Berita lain yang menarik perhatian adalah kisah Timotius Firman, mantan personel band St. Loco. Setelah berkarier di dunia musik, ia kini aktif sebagai pastor dan juga memulai usaha kuliner. Ia meluncurkan produk sambal kemasan bernama Sambal Babon, singkatan dari bawang dan rebon. Produk ini tidak hanya mengandalkan cabe dan bawang, tapi juga menambahkan udang rebon. Harga satu kemasan Rp 50.000.

Timotius memanfaatkan pengalaman musiknya untuk mempromosikan sambal. Ia menggunakan media sosial untuk memperkenalkan produk, namun tidak menampilkan link atau akun khusus dalam artikel ini. Keberhasilan Sambal Babon menunjukkan bahwa transisi dari dunia musik ke pastoral dan bisnis kuliner dapat berjalan lancar jika didukung dengan kreativitas.

Berita ini dirilis pada 07 Juni 2026 dan menyoroti tiga topik utama: kuliner legendaris di Jatinegara, nilai gizi pisang berdasarkan warna kulit, dan kisah sukses seorang mantan musisi yang kini menjadi pastor dan pengusaha sambal.

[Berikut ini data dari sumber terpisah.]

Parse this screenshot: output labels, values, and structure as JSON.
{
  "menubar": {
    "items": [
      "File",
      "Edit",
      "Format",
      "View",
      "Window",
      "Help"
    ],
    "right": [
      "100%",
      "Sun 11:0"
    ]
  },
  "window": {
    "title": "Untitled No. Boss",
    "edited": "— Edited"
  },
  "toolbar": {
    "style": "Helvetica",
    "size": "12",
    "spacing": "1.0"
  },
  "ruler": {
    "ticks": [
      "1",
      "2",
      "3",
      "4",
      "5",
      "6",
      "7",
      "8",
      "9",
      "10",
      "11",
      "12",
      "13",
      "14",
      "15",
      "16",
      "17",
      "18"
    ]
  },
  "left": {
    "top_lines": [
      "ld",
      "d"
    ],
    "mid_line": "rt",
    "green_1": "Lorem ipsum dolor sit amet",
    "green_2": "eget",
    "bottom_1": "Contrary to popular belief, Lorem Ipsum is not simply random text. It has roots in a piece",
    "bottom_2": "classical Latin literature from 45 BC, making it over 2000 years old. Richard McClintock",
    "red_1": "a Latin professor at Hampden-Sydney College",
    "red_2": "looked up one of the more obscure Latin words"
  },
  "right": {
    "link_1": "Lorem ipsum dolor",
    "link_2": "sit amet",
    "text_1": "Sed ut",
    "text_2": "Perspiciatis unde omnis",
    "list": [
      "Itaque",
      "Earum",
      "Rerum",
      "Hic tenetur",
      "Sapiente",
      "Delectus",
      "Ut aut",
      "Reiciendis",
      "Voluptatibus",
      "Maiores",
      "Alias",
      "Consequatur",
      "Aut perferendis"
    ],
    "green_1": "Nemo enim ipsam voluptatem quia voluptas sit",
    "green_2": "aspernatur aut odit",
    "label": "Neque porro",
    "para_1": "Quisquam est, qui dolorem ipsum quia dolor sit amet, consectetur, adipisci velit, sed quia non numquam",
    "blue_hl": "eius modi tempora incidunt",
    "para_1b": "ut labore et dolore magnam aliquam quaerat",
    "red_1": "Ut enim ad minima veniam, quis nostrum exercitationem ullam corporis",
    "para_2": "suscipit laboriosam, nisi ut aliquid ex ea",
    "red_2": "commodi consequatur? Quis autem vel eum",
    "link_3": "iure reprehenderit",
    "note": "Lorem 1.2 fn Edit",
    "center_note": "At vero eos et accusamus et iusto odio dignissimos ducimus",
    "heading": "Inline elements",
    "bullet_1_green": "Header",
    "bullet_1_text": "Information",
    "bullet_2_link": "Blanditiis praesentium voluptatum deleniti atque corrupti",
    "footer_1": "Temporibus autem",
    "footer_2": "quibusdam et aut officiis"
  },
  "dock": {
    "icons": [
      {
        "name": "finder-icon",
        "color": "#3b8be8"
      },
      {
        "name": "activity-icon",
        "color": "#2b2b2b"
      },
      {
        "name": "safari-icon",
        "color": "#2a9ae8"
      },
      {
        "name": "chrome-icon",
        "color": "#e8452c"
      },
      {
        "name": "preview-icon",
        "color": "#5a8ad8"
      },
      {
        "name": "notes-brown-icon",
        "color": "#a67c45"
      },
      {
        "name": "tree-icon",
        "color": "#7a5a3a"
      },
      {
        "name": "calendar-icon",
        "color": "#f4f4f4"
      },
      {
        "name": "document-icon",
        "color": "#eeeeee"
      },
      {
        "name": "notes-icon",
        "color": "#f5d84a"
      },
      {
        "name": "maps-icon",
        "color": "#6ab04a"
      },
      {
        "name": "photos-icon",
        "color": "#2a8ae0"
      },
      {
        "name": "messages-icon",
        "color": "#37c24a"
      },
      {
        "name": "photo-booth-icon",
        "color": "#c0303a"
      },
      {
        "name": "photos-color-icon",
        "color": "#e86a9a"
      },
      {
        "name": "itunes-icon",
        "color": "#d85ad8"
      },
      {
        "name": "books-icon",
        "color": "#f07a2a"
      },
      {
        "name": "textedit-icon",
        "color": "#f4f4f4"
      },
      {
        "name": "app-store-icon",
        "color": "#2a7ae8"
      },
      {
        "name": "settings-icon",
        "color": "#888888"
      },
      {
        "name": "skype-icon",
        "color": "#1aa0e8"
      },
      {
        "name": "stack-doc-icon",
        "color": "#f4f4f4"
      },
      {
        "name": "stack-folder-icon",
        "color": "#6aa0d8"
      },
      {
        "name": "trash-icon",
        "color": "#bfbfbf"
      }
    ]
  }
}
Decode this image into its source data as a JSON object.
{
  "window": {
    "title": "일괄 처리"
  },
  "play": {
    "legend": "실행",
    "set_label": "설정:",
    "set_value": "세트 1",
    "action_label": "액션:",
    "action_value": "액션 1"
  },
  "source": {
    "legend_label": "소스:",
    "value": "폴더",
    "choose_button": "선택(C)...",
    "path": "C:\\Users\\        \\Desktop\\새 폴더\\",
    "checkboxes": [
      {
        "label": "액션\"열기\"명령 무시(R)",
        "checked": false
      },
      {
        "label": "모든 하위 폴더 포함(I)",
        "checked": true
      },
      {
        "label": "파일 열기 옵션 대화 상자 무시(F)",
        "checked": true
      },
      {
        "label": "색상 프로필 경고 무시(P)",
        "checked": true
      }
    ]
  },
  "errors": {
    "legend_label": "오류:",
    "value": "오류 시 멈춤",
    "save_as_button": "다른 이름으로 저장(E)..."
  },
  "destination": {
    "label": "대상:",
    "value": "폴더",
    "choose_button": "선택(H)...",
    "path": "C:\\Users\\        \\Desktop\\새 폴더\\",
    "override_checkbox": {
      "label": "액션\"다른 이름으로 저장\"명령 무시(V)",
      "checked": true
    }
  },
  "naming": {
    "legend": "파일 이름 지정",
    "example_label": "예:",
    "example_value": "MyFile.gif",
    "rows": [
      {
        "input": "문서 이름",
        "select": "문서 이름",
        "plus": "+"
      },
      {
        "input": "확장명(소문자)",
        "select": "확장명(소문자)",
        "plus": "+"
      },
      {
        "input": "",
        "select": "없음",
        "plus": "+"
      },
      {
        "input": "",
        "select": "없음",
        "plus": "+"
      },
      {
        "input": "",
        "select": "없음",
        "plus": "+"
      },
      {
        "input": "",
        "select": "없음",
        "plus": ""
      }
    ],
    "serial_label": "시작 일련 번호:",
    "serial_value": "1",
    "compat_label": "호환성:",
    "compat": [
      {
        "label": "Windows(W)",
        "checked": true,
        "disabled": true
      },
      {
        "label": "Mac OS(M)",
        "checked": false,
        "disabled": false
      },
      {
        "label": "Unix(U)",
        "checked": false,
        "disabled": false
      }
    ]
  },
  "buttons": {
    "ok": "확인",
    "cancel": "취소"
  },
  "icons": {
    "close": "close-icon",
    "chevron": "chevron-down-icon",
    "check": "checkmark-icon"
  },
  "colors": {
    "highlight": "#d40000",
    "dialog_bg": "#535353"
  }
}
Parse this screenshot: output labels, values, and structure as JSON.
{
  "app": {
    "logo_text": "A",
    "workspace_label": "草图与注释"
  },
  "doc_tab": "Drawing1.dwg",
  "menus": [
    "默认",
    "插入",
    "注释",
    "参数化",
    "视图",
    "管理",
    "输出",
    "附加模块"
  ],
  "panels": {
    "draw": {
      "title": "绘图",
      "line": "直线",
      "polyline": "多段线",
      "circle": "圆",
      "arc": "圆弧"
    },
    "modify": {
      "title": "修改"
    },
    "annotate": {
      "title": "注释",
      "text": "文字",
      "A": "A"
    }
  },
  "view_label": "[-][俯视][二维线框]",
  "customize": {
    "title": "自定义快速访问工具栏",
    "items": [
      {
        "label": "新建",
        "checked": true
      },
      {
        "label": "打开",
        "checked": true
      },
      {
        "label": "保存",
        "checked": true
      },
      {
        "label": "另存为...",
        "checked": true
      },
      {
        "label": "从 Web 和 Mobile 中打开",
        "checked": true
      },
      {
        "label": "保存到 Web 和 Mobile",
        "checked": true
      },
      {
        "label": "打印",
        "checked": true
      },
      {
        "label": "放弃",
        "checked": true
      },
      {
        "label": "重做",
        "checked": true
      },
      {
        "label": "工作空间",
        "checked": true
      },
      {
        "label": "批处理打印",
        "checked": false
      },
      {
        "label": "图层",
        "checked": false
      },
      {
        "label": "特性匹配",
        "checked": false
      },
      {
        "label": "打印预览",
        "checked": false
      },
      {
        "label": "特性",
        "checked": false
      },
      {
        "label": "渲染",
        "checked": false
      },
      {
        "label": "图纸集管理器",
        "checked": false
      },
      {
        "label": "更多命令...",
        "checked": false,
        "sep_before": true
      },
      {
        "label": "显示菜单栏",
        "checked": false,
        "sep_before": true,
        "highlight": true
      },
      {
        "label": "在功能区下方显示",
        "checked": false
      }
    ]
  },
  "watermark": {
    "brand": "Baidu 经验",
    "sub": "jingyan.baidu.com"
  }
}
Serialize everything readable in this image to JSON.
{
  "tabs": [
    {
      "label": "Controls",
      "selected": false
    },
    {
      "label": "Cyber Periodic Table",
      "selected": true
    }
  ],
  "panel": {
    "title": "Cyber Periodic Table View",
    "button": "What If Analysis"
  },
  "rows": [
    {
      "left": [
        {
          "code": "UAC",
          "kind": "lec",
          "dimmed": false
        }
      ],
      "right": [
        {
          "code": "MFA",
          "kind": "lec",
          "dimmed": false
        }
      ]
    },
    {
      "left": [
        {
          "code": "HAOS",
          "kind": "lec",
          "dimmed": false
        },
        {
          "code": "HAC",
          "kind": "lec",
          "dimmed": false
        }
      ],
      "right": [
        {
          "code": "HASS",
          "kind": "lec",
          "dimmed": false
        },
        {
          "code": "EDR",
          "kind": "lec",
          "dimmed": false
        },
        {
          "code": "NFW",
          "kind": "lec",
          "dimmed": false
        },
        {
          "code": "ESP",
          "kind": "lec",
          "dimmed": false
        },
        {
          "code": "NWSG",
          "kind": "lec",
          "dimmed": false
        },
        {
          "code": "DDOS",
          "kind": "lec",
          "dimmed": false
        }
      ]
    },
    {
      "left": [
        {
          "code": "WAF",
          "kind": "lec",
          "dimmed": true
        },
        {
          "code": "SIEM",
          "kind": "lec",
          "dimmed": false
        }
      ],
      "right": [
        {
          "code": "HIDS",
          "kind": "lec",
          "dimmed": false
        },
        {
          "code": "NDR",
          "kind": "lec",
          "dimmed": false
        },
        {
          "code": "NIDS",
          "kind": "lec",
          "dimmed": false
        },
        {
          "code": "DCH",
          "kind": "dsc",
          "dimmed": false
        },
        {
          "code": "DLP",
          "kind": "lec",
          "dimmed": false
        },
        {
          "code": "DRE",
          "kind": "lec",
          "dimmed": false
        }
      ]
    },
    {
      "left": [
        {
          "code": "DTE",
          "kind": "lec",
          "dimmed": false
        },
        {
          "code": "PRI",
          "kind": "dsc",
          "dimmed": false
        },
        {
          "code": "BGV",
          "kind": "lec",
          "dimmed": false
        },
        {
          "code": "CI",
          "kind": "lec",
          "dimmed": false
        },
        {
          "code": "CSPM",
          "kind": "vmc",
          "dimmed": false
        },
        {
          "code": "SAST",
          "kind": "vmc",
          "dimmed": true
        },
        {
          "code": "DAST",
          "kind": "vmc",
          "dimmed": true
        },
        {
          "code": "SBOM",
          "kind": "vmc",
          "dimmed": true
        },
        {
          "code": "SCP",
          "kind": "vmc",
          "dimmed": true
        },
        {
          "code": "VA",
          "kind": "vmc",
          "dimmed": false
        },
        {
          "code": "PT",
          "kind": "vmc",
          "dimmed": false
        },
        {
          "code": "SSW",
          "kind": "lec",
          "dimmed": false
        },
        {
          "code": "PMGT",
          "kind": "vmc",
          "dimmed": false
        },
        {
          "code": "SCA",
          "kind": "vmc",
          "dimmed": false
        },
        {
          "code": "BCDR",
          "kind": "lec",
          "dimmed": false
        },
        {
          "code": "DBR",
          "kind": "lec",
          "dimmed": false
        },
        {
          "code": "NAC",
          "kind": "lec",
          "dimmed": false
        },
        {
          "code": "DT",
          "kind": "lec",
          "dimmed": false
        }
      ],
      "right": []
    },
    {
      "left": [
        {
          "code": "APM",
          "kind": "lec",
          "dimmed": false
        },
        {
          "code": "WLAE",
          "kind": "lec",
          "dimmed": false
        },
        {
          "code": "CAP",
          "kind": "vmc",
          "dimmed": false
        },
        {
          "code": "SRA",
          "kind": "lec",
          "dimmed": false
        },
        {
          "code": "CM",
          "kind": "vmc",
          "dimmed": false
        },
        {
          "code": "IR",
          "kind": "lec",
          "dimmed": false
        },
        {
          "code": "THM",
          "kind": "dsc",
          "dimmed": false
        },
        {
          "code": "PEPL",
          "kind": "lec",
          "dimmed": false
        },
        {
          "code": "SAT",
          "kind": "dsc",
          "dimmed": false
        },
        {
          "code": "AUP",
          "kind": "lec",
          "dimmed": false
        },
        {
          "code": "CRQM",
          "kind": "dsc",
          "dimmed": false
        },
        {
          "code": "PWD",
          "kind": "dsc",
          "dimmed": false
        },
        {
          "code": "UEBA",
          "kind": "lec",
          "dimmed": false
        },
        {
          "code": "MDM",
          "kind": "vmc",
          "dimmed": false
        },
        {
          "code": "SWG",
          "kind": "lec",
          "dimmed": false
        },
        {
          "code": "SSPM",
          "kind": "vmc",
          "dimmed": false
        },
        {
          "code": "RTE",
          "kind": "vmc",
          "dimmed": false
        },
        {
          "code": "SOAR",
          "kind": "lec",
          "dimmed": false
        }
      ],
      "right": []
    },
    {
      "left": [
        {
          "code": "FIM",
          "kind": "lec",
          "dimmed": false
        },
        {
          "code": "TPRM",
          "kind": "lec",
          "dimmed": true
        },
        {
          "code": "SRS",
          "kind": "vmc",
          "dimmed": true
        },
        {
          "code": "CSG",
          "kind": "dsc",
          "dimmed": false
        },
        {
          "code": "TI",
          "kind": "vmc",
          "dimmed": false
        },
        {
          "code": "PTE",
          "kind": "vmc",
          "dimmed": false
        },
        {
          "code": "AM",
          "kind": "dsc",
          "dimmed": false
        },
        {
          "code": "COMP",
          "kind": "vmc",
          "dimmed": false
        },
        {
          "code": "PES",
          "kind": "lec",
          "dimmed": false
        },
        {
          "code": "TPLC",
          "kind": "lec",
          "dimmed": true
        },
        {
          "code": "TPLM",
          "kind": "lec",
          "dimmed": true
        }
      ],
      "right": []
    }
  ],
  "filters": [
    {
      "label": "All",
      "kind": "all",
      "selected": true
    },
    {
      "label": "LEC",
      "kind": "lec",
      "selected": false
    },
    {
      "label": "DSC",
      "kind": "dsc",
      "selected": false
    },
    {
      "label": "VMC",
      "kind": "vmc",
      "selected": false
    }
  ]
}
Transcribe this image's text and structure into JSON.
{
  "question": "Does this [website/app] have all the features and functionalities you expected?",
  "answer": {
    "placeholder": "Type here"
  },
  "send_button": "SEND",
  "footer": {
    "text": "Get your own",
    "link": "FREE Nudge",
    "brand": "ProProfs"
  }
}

Informasi tentang harga, lokasi, dan sejarah warung memberikan gambaran lengkap bagi pembaca yang ingin mencoba sate legendaris. Penjelasan nutrisi pisang membantu konsumen memilih buah sesuai kebutuhan gizi. Sementara kisah Timotius menambah inspirasi bagi mereka yang ingin mengejar peluang bisnis di bidang kuliner.

Komentar

Memuat komentar...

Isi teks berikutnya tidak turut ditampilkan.